In February, the American Bar Association approved revisions to its accreditation standards. Object: to make diversity more of a requirement than a suggestion in law school admissions.
The committee added, in a feat of bureaucratic redundancy, the word “Non-Discrimination” to the title, making it the standard of “Non-Discrimination and Equal Opportunity”. Several other changes were made, as the committee attempted to clarify the exquisite difference between non-discrimination and equal opportunity and non-discrimination and diversity.
There was also an attempt to determine who should benefit from these standards, and what exactly law schools should do to maintain them.
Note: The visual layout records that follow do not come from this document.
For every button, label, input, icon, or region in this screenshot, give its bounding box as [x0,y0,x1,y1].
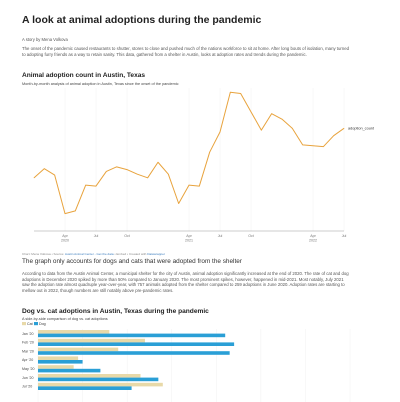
credits-prefix: Chart: Mena Volkova • Source: [22,252,65,256]
data-point [54,174,55,176]
x-tick-label: Jul [342,234,347,238]
category-label: Jan '20 [22,332,33,336]
legend-swatch-dog [34,322,38,326]
data-point [116,166,117,168]
data-point [312,145,314,147]
bar-cat [38,338,145,343]
category-label: Apr '20 [22,358,33,362]
bar-cat [38,330,110,334]
section-subhead: The graph only accounts for dogs and cat… [22,258,242,265]
bar-chart-subtitle: A side-by-side comparison of dog vs. cat… [22,317,108,321]
data-point [292,128,293,129]
data-point [126,169,128,170]
legend-swatch-cat [22,322,26,326]
data-point [219,131,221,133]
data-point [271,113,272,114]
x-tick-label: Apr [186,234,192,238]
data-point [33,177,35,179]
data-point [178,203,179,204]
data-point [95,185,97,187]
data-point [343,128,345,129]
datawrapper-link[interactable]: Datawrapper [147,252,165,256]
data-point [188,184,190,186]
bar-dog [38,342,235,346]
credits-mid: • Embed • Created with [114,252,147,256]
article-title: A look at animal adoptions during the pa… [22,14,262,26]
data-point [281,118,283,120]
x-tick-label: Jul [94,234,99,238]
category-label: Jun '20 [22,376,33,380]
line-chart-subtitle: Month-by-month analysis of animal adopti… [22,82,179,86]
category-label: May '20 [22,367,34,371]
x-tick-label: Apr [62,234,68,238]
x-tick-label: Jul [218,234,223,238]
bar-cat [38,365,74,369]
bar-dog [38,368,101,373]
data-point [250,111,252,113]
x-tick-label: Oct [124,234,130,238]
data-point [106,171,107,172]
bar-cat [38,347,119,352]
x-tick-year: 2022 [309,239,317,243]
data-point [137,173,138,175]
chart-credits: Chart: Mena Volkova • Source: Austin Ani… [22,252,165,256]
data-point [230,91,231,93]
bar-dog [38,377,159,382]
x-tick-label: Apr [310,234,316,238]
data-point [157,161,159,163]
line-chart-title: Animal adoption count in Austin, Texas [22,72,146,79]
data-point [147,177,148,179]
series-label: adoption_count [348,126,375,130]
bar-dog [38,333,226,338]
data-point [333,135,334,136]
category-label: Mar '20 [22,349,34,353]
x-tick-year: 2021 [185,239,193,243]
x-tick-label: Oct [248,234,254,238]
dog-cat-bar-chart: Cat Dog Jan '20 Feb '20 Mar '20 Apr '20 May '2… [22,322,351,402]
data-point [85,184,86,186]
article-byline: A story by Mena Volkova [22,37,68,42]
data-point [168,173,169,175]
data-point [44,168,45,169]
legend-label-dog: Dog [39,322,46,326]
data-point [75,210,76,212]
bar-dog [38,386,132,390]
bar-cat [38,374,141,378]
bar-cat [38,356,79,360]
category-label: Feb '20 [22,341,34,345]
intro-paragraph: The onset of the pandemic caused restaur… [22,46,349,57]
data-point [323,146,324,147]
bar-cat [38,382,163,387]
data-point [302,144,303,146]
data-point [64,213,66,214]
source-link[interactable]: Austin Animal Center - Get the data [64,252,114,256]
x-tick-year: 2020 [61,239,69,243]
bar-dog [38,360,83,364]
data-point [199,185,200,187]
data-point [261,129,262,131]
bar-chart-title: Dog vs. cat adoptions in Austin, Texas d… [22,308,209,315]
category-label: Jul '20 [22,385,32,389]
data-point [209,151,210,153]
bar-dog [38,351,230,355]
data-point [240,93,241,94]
legend-label-cat: Cat [27,322,33,326]
analysis-paragraph: According to data from the Austin Animal… [22,271,349,293]
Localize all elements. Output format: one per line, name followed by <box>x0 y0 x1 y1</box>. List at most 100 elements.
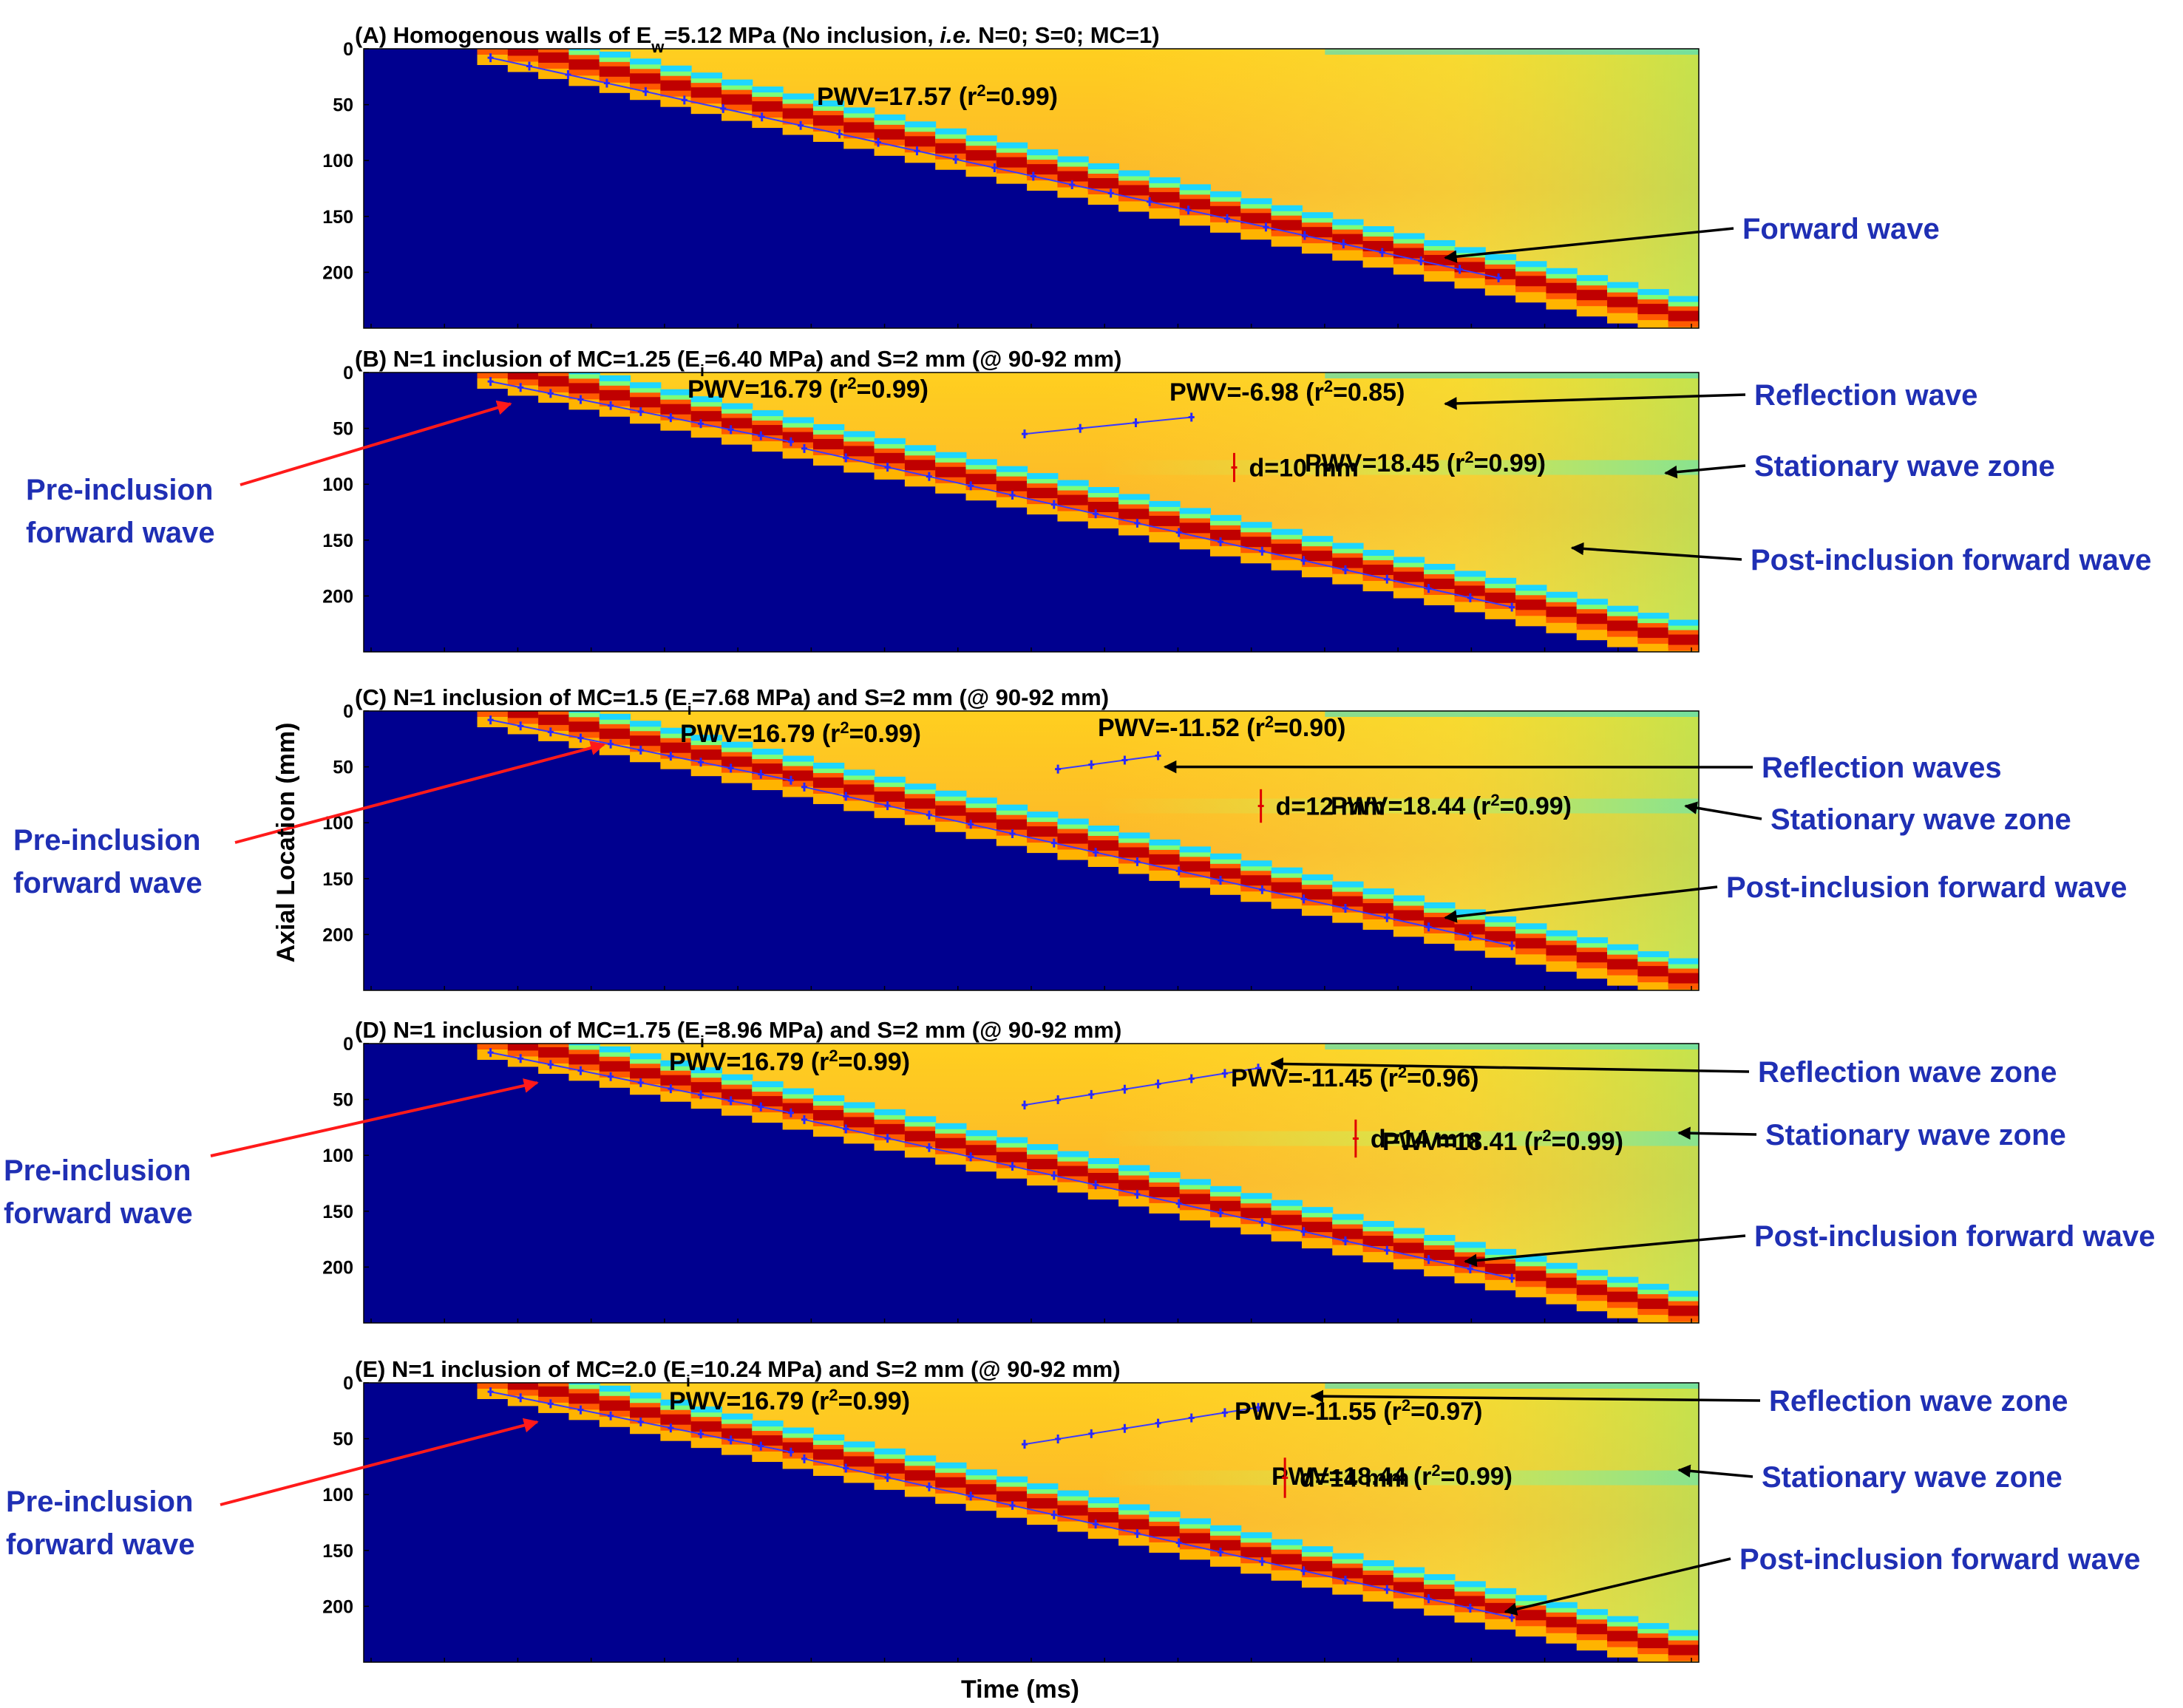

This last effort was redoubled earlier this month, when the Commission on Civil Rights initiated a five-hour long debate over the diversity debacle. There are fears that the bar association requires schools to break the law in order to maintain diversity, since the standards require that
a law school shall demonstrate, by concrete action, a commitment to providing full opportunities for the study of law and entry into the profession by members of underrepresented groups, particularly racial and ethnic minorities, and a commitment to having a study body that is diverse with respect to gender, race, and ethnicity.
Also up for debate was the issue of whether affirmative action actually helps or hinders those who gain admission through its policies.
From what I read, the discussions turned into chaotic statistical bickering One wonders how much longer there will be any standards left worth revising.
After all, as I quoted diversity advocate Randall saying: “failing is not about intellect in law school.”